Los Dos Traidores II (La Caverna de la Traición)
Por Aicatar
 
La caverna apenas medía siete pies de fondo, pero estaba bien oculta en la cara más retorcida de la colina. Era difícil llegar hasta ese pequeño recodo donde el camino desaparecía de pronto para convertirse en un pedregal de pizarra. Más difícil era descubrir aquella cornisa natural, justo por encima de la línea de espesos abedules. Sus ramas tapaban un saliente en la colina, de apenas cuatro pies de ancho, que serpenteaba hacia la entrada de la cueva. Pero lo más difícil era darse cuenta de que existía un lugar por donde un hombre hábil podría trepar para llegar a ella. Aunque la caverna era diminuta, estaba bien escondida, así que siempre podía ser útil para algo. Los montaraces de Ithilien la habían usado desde los tiempos del Senescal Belegorm para guardar provisiones, útiles y mantas que usaban solo en momentos de gran necesidad. Lo habían usado durante seis siglos, pero en la guerra contra los Haradrim fue descubierta por los sureños y, tras ser derrotados y expulsados, la caverna fue olvidada por todos ellos. Pero olvidada fue también por sus antiguos moradores, los aguerridos montaraces de Gondor. Éstos habían sido diezmados. La mayor parte estaba muerto o herido más allá de toda esperanza de curación. Solamente un puñado consiguió retirarse y llegar a Osgiliath, entre ellos Anacorn, el más joven. Solo él recordaría, años después, cómo llegar hasta esa caverna.

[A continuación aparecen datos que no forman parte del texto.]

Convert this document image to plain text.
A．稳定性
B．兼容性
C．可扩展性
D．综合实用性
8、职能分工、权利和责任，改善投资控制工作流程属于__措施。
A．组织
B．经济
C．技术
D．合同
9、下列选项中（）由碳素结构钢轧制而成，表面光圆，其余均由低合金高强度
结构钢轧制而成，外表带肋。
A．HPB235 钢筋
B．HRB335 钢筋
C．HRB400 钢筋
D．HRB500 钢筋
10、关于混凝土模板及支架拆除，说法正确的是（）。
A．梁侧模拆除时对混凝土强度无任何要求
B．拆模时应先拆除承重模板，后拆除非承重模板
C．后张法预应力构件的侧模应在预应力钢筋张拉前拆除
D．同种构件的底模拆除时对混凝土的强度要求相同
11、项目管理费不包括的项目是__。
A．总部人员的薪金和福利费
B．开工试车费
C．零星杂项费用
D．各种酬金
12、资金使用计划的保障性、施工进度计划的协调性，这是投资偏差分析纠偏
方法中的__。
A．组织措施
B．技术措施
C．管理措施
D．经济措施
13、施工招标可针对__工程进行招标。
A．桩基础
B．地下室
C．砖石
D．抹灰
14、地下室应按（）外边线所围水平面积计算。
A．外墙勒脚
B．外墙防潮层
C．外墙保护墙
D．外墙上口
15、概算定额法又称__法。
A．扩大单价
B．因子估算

Y por eso Ingwantar, ahora, estaba allí, llorando en la oscuridad de esa caverna.

Ingwantar se irguió cuanto pudo y se secó el sudor de la frente con la manga de la chaqueta. Apenas estaban a mediados de Narbeleth, pero un viento frío soplaba desde Mordor desde hacía tiempo y el invierno se había adelantado. Ingwatar escupió al suelo con rabia y contempló las tres bolsas de madera que había arrastrado hasta allí, jugándose el cuello en la empinada colina. Jugándose el cuello por un maldito uruk servidor del Innombrable. ¡Mawë tuviera piedad de su alma! ¡Había matado por ese maldito orco!
Dentro de la primera bolsa había un buen número de panes de viaje, panes que cocinaban las mujeres de Gondor para los soldados del Senescal Túrin II. Esos panes podían mantenerse sabrosos cuatro jornadas, aceptablemente blandos diez días y comestibles hasta un mes. Setas, dos tipos diferentes de centeno, manteca, almendras y nueces eran sus principales ingredientes. Junto a los panes había cecina, queso y frutos secos suficientes para alimentar a un hombre glotón durante dos semanas al menos. Pero esos panes no iban a alimentar a ningún hombre, sino a un uruk, un orco apestoso servidor de Mordor.
En la segunda bolsa, Ingwantar había metido dos mantas y una tela grande embreada con pez. La lona estaba enrollada y en su interior había pedernal y algunos eslabones de cadena, así como una cajita de madera de las que se usan para guardar dentro una brasa y poder usarla posteriormente. Cuando un hombre viaja por el monte, es importante tener con qué encender una hoguera y eso Ingwantar lo sabía muy bien desde antes de entrar en los montaraces de Ithilien. Pero no era un hombre quien usaría esos objetos, sino un orco nauseabundo del Ojo.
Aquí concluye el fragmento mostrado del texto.